Murray couldn’t be this guy until now. Traded to the Atlanta Hawks this June, he spent the first five seasons of his career with the San Antonio Spurs, where the famously ex-military Gregg Popovich has coached and ran the team for nearly three decades, and has not suffered shenanigans at any part of his tenure—you can ask Dennis Rodman or Stephen Jackson how extra-expressive, not-so-formal behavior pans out down there. Personality-wise, Murray has remained relatively anonymous as he developed into a star talent within the rigid Spurs template. It has helped him greatly, but also hidden from us who he is (though, to be sure, there were hints). 

But that’s all changed rather quickly. Overnight, Murray has branded himself as one of the most savage showmen in recent memory, changing the vibes, if nothing else, of the 2022-23 Hawks campaign. 

His new backcourt partner and friend, Trae Young, has been very visibly comfortable playing a heel role since coolly hushing a leering playoff crowd in Madison Square Garden two seasons ago, making Murray’s Pro-Am antics seem more of a new, severe key for Atlanta than any kind of anomaly. Here is a backcourt that could figure to be more committed to disturbing their adversaries than anyone we’ve seen in recent years. The Bother Brothers. Agitation Nation. Annoyance Factory.

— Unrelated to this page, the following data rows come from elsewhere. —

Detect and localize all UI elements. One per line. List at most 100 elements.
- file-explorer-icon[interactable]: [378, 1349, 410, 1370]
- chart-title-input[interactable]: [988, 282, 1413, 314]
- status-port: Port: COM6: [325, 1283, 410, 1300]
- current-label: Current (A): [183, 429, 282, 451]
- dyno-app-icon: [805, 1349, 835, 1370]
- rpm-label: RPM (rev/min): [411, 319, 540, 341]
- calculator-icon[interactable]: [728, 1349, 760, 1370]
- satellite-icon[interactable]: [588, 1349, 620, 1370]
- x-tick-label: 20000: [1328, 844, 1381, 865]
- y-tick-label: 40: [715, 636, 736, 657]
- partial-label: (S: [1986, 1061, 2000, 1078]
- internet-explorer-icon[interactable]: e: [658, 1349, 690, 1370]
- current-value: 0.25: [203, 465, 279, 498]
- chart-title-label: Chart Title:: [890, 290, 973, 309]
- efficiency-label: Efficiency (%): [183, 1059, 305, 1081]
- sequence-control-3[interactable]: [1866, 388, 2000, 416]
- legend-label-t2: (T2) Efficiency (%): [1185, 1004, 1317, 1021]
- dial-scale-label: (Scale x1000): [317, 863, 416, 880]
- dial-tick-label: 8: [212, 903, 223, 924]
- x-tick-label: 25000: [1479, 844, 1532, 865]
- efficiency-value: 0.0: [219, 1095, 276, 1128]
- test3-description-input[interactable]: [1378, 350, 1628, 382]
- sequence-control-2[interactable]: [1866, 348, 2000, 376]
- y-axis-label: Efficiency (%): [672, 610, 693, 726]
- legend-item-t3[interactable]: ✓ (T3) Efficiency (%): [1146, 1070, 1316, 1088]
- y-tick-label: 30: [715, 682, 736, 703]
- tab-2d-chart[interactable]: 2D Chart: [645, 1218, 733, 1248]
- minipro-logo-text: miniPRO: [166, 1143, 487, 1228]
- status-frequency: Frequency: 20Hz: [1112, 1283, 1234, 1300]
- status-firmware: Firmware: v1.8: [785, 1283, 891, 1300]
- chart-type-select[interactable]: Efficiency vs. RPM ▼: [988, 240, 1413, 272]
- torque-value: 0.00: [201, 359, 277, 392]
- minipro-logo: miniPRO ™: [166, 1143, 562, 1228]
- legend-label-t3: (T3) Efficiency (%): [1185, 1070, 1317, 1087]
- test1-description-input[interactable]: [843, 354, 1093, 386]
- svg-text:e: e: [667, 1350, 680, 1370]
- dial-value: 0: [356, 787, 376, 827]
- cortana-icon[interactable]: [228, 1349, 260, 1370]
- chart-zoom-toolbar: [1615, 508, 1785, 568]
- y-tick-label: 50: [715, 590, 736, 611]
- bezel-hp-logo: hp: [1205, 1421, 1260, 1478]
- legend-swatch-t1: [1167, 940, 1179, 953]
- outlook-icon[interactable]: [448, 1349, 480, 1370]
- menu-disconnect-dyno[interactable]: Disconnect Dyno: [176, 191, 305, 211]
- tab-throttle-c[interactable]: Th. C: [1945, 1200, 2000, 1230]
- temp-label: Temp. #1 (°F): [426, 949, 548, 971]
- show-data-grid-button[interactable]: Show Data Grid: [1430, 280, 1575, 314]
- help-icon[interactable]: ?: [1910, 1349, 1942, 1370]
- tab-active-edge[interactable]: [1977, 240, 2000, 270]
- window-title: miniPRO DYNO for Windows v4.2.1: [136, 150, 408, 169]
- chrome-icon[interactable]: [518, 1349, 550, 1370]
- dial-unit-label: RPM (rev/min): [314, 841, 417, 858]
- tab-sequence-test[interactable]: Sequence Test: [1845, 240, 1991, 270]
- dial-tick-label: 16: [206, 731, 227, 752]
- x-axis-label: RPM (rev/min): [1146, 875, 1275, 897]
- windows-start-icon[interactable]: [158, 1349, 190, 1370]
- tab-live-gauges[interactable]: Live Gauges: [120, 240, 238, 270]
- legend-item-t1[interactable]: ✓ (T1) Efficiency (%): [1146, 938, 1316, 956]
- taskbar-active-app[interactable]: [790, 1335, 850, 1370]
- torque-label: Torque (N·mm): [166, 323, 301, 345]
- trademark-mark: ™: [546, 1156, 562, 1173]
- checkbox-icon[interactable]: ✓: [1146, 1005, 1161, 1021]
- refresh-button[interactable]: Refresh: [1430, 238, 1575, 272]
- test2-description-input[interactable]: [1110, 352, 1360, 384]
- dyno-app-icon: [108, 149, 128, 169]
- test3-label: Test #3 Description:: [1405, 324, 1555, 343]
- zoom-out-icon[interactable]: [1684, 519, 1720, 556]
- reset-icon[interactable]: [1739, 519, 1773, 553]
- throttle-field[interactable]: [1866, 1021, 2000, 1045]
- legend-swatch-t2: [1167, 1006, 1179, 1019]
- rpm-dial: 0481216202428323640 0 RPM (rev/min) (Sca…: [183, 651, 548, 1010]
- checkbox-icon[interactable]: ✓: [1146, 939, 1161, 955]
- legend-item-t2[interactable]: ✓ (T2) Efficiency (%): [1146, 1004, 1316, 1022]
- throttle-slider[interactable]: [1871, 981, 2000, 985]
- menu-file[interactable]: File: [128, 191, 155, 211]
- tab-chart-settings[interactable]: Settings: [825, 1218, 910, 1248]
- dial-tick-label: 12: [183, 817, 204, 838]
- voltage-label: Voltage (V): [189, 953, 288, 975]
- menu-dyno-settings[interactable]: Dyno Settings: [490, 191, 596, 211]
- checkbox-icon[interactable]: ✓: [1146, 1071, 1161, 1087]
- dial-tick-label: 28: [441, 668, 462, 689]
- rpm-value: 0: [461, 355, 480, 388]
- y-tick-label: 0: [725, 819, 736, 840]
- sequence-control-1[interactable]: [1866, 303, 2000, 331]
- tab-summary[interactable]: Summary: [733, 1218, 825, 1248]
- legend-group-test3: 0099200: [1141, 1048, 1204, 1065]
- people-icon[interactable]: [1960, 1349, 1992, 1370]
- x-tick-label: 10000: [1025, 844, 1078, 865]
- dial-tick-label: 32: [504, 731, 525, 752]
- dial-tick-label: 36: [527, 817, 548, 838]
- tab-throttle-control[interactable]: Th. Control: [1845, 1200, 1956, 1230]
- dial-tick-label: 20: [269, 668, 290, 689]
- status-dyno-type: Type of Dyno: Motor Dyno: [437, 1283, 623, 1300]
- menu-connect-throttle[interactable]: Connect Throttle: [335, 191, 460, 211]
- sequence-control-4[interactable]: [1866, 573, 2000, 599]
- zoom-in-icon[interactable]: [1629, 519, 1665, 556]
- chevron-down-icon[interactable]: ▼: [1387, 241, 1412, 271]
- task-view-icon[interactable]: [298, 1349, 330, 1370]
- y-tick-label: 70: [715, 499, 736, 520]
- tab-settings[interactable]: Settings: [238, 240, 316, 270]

Of course, it could be much different than that, because Pro-Am games—and really anything that happens during these basketball-barren months—tell us very little about the NBA. But Murray has also shown a willingness to go after bigger, NBA-level talent this August. 

In a Seattle-based exhibition, he dribbled into the space of a fellow native of the city: 2022’s No. 1 overall pick Paolo Banchero. Murray pump-faked a pass, got Banchero looking and then did an alley-oop to himself off the glass for a dunk (if you are as old as I am, it may have reminded you of what Stephon Marbury once did to Vlade Divac in an All-Star game). As if that weren’t enough, he made a “too little” gesture in Banchero’s direction, then grabbed the ball and angrily threw it at him.

This kind of peacocking is not your grandpa’s stuff, or even your dad’s. In previous, fairly recent iterations of the NBA, such behavior would give license to mostly extinct “enforcer” types to, essentially, physically assault a player. Disrespect during modern professional contests is usually limited to speech, sometimes extending to some shoving, and very occasionally to players walking over those who are on the ground. 

The boppings and the rest of what Murray is doing represents a much greater level of scorn, usually seen from players working in circuits that are as similar to professional wrestling as they are to competitive basketball. If he were to try anything like that in a nationally broadcasted game, it would be a radical act, with unforeseeable consequences. Murray is messing around enough to find out new things about himself and the culture he’s rising in. This season, we’ll see how far he wants to take it.